Capitalism has moved beyond this textbook myth of equal competition amongst many competing individuals and firms on a level playing field. The reality of 21st century capitalism is monopoly and companies 'too big to fail'. Marxists pointed to this development and its causes - deep in the internal contradictions of capitalism - over a century ago, but Durkin hasn't caught up with us yet.
But if Durkin could enact his low tax, minimal state 'utopia' tomorrow, would any of these reforms have prevented the economic crisis? The answer has to be a resounding no.
Allowing even more of the economy to be driven purely for profit by scaling back the state and letting the wealth gap reach ever more staggering heights through minimal taxation would have blown the same bubbles that led to the world economic crisis.
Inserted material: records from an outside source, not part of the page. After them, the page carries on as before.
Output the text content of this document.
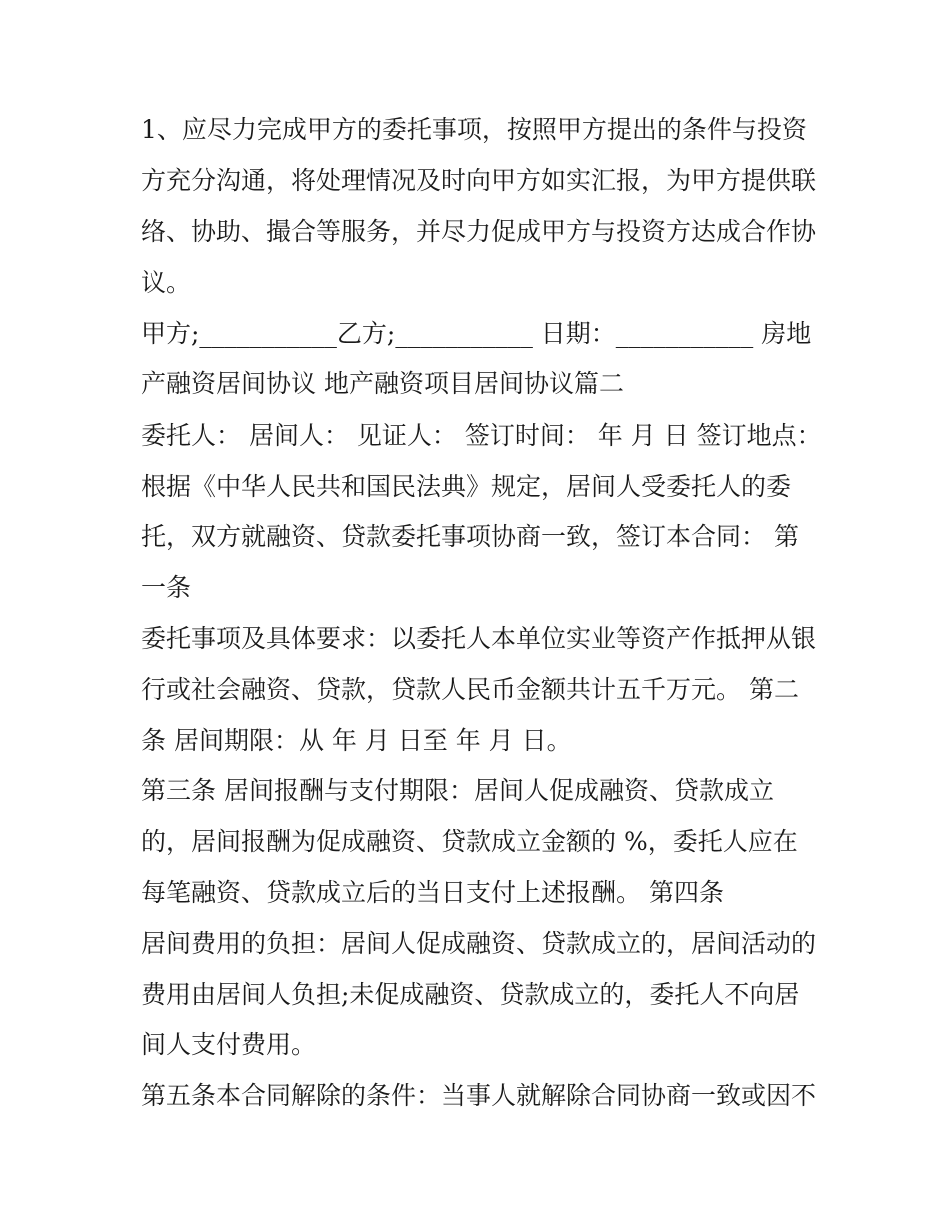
1、应尽力完成甲方的委托事项，按照甲方提出的条件与投资
方充分沟通，将处理情况及时向甲方如实汇报，为甲方提供联
络、协助、撮合等服务，并尽力促成甲方与投资方达成合作协
议。
甲方;___________乙方;___________ 日期：___________ 房地
产融资居间协议 地产融资项目居间协议篇二
委托人： 居间人： 见证人： 签订时间： 年 月 日 签订地点：
根据《中华人民共和国民法典》规定，居间人受委托人的委
托，双方就融资、贷款委托事项协商一致，签订本合同： 第
一条
委托事项及具体要求：以委托人本单位实业等资产作抵押从银
行或社会融资、贷款，贷款人民币金额共计五千万元。 第二
条 居间期限：从 年 月 日至 年 月 日。
第三条 居间报酬与支付期限：居间人促成融资、贷款成立
的，居间报酬为促成融资、贷款成立金额的 %，委托人应在
每笔融资、贷款成立后的当日支付上述报酬。 第四条
居间费用的负担：居间人促成融资、贷款成立的，居间活动的
费用由居间人负担;未促成融资、贷款成立的，委托人不向居
间人支付费用。
第五条本合同解除的条件：当事人就解除合同协商一致或因不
None of the contradictions of capitalism that make crises inevitable can be 'fixed' by Durkin's proposals. To iron out these contradictions, socialist policies of public ownership of 'wealth-generating' industry and democratic planning would be necessary.
Economic crises never feature in the capitalists' textbooks. They don't understand them because they don't understand how their own system works.
Durkin completely misses the point. He won't end boom and bust by tinkering with tax and it was the bust - the economic crisis and resulting bank bailouts - that massively contributed to the sky-rocketing of the public debt he worries about. More of the same definitely won't help!